I nod. I do remember. I remember feeling his pain as though it were my own. Feeling like I was falling. My own grief not enough, I was being dragged down by his too. He was the one I could never save, no matter how hard I tried. I gave more to him than anyone else. I’m not sure at what point I realized that my feelings ran deeper than they should. But Ruben was drowning, he couldn’t see anything but pain and destruction. No matter what I did, it wasn’t me that was supposed to heal him. Before him, I’d gone from all-encompassing pain and grief to dealing with things in a constructive way. Ruben Asher came crashing into my life, never offering me anything. I was supposed to be there to help him, and all I did was allow myself to
fall for someone unattainable. I ended up being pulled back into the pit of despair for a while.
It wasn’t his fault. It was mine. I allowed myself to think I could be enough. He’ll never get over his ghosts. It’s taken me a long time to realize that. He made me face up to some of my own pain. Anguish and blame, that I had covered over for so long, but never fixed. He made me change how I viewed the course my life ran. How I helped people. After Ruben, I tried to stay detached from people. Like I’m supposed to. Danny and Anabel tried to keep in contact with me, but I cut them off. It was easier that way. I move through each day the same way now. If it weren’t for Amber, my life would be gray.
“I remember,” I tell her.
She comes to sit back next to me. “I’m sorry that I shouted. I just don’t want you to get so low again. He did that, even if he wasn’t aware. I’m leaving soon. That scares me enough.”

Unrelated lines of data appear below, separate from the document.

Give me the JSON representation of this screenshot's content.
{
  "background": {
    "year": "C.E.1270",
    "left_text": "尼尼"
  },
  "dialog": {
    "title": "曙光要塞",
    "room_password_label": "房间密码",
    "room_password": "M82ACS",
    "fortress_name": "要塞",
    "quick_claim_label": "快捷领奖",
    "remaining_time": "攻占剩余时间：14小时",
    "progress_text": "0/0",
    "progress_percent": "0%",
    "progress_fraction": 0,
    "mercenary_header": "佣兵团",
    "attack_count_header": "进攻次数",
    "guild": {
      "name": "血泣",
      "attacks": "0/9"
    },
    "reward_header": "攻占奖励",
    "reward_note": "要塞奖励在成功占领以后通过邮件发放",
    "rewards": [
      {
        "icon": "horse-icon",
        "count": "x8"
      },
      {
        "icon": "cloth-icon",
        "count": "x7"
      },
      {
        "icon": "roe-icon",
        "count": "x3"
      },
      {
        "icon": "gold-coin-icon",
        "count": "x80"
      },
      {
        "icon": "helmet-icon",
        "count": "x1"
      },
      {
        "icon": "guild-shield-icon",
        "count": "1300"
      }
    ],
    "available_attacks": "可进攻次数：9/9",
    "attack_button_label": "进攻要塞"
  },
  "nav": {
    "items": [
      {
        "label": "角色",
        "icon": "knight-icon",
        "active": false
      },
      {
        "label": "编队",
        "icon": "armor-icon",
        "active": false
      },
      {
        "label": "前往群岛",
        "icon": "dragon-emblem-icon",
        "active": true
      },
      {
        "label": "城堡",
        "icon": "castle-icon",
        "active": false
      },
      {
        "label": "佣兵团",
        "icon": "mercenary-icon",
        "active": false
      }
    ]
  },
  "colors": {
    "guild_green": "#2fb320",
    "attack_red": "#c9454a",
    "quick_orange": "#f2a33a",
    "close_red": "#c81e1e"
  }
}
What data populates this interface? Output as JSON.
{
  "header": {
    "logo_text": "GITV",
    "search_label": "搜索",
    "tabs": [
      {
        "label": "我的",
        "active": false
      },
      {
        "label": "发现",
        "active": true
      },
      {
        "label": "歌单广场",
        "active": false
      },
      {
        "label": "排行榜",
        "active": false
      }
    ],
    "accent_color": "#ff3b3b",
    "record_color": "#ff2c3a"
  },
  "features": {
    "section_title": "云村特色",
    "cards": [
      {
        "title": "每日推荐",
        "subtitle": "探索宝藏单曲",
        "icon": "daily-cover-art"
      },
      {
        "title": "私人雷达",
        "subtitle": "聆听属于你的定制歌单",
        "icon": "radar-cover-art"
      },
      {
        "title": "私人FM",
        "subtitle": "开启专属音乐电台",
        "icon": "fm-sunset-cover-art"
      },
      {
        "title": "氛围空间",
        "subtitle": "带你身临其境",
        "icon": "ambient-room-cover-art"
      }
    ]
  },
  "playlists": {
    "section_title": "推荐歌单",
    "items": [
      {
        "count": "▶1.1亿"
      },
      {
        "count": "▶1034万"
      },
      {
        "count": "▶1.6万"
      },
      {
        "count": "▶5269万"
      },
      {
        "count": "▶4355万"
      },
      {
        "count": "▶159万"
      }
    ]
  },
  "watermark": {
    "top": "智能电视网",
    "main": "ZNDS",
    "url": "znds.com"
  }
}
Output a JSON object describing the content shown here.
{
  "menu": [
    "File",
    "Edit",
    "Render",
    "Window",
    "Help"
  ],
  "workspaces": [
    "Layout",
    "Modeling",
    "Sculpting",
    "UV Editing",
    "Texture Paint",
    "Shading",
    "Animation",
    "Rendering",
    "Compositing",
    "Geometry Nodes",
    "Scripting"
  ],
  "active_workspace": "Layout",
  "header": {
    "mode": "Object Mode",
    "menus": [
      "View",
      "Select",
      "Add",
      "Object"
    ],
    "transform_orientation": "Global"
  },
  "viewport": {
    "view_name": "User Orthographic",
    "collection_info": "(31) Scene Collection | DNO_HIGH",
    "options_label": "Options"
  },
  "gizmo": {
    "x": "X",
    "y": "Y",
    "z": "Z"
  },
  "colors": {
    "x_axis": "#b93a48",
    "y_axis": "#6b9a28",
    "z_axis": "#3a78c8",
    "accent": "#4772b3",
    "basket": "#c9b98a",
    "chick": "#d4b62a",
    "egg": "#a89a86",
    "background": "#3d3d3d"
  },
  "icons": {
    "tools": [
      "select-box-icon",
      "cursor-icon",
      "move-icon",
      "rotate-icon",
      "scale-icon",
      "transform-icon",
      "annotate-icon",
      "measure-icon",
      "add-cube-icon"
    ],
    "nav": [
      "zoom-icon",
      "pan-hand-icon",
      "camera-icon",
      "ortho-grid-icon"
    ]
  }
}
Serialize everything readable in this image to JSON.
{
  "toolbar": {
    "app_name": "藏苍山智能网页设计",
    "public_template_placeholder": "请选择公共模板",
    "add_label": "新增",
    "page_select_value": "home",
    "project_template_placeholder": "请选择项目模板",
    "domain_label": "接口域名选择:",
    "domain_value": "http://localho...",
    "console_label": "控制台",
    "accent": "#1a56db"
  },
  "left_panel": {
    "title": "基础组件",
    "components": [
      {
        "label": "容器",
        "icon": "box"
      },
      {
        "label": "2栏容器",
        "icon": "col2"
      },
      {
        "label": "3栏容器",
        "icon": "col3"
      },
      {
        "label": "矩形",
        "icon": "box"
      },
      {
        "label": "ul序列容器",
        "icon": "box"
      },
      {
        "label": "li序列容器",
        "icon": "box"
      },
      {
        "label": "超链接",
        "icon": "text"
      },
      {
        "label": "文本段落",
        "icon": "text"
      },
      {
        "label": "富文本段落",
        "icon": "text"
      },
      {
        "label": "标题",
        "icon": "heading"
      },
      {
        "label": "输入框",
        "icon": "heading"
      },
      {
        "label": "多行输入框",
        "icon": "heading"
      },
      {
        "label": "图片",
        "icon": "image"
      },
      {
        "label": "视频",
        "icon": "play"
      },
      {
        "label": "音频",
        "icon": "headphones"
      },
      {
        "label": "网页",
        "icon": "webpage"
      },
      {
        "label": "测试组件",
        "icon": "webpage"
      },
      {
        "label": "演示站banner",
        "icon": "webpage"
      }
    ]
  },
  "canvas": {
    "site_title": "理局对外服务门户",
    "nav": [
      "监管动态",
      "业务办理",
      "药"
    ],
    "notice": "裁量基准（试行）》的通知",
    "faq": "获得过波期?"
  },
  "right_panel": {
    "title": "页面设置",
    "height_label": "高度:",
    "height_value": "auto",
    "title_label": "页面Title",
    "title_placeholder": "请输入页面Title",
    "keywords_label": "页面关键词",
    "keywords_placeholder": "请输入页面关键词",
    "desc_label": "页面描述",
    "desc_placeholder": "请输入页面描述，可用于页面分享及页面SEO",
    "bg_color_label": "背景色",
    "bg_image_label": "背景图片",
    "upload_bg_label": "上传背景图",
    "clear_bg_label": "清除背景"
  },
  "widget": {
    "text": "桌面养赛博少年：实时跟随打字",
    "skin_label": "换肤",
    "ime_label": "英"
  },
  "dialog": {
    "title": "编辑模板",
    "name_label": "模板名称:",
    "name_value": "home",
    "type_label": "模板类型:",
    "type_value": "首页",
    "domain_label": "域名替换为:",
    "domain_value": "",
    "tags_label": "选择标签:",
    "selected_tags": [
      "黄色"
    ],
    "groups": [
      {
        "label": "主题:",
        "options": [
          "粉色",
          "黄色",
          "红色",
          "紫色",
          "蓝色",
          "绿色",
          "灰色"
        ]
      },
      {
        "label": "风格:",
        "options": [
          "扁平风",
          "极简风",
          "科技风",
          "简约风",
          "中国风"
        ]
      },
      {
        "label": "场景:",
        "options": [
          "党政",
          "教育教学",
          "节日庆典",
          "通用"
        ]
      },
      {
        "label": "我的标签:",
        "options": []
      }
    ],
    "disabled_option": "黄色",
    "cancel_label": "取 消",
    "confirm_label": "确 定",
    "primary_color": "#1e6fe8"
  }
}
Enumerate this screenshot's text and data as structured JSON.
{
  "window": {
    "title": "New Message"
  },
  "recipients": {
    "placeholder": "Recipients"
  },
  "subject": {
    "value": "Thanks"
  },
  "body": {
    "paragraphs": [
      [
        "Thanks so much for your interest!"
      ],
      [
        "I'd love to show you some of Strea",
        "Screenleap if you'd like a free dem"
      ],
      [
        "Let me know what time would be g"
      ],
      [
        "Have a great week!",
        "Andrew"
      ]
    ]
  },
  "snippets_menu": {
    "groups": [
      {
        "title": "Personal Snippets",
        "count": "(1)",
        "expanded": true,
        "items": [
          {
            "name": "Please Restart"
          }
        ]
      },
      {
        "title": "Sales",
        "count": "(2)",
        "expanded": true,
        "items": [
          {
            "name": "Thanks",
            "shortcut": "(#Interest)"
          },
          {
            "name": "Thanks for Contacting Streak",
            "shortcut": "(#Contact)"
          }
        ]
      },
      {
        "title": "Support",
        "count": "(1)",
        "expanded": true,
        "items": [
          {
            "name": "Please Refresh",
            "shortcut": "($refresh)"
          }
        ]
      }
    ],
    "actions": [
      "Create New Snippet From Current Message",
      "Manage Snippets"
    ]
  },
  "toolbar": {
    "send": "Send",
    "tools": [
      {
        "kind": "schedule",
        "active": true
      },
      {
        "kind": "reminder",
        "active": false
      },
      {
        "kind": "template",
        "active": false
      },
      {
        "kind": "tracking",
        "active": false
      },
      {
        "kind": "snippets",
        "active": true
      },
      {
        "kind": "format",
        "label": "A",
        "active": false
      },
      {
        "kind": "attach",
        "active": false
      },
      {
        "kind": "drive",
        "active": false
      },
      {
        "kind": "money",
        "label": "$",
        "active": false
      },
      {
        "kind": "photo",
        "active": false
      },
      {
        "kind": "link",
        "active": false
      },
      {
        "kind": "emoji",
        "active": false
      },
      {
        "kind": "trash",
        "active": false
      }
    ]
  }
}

“You’ll be fine,” I tell her wrapping my arm around her shoulders and pulling her close.
“It’s not me I’m worried about Laurie.”
I swallow and manage a small nod. “If we all have one person meant for us, then I’m pretty sure he was mine. Even if only from a distance. The problem is his person wasn’t, and never will be, me. So I know I can’t let myself fall down that rabbit hole again. But I won’t turn him away Amber. Maybe this time, if I’m able to help him, it might give me some closure,” I tell her on a squeeze.
“Hmm. You need to do what’s best. Just do me a favor,” she says.
“Anything honey,” I reply looking down at her worried face.
“Just be careful,” she whispers.
“I will.” My reply is solid, I just wish everything else was.